Jalen Hurts, QB, Oklahoma & Chase Claypool, WR, Notre Dame

Expert: Matt Miller, Bleacher Report / April 1 (link)


Tee Higgins, WR, Clemson & Terrell Lewis, DE, Alabama

Expert: Joe Marino, The Draft Network / March 30 (link)


Michael Pittman Jr., WR, USC & Cole Kmet, TE, Notre Dame

Expert: Todd McShay, ESPN / March 30 (link; ESPN Insider access required)

On Pittman Jr.: "After trading out of Round 1, this pick is pretty important for the Colts.

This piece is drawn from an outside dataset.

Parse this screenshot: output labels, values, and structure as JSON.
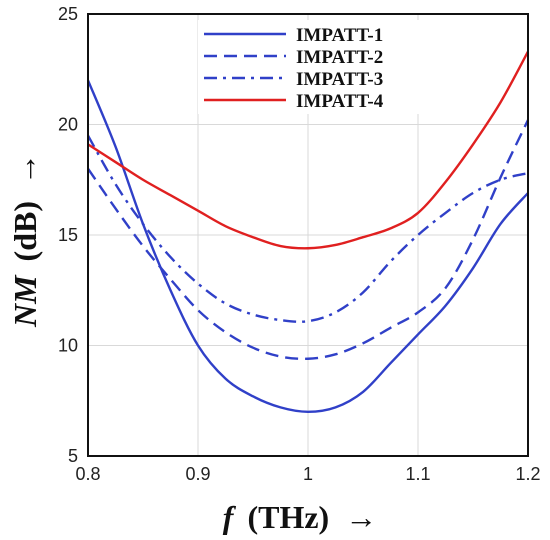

And with quarterback Philip Rivers on a one-year, go-for-it deal, GM Chris Ballard has to find the veteran a reliable pass-catcher. Pittman can flash in the vertical game, find pockets in coverage and adjust his body in motion to make the catch."

On Kmet: "Finally, a tight end comes off the board. The Colts already have Jack Doyle in the locker room, but they also lost Eric Ebron, and Philip Rivers loves finding his tight ends. Kmet can make the tough, contested catches."


Jalen Reagor, WR, TCU & A.J. Epenesa, DE, Iowa

Expert: Eric Edholm, Yahoo Sports / March 25 (link)

On Reagor: "Reagor looked a bit too bulky at the combine, but his open-field juice could give this offense a boost."

On Epenesa: "GM Chris Ballard is nothing if not an opportunist. Landing a sliding Epenesa, who fits a need, would be savvy."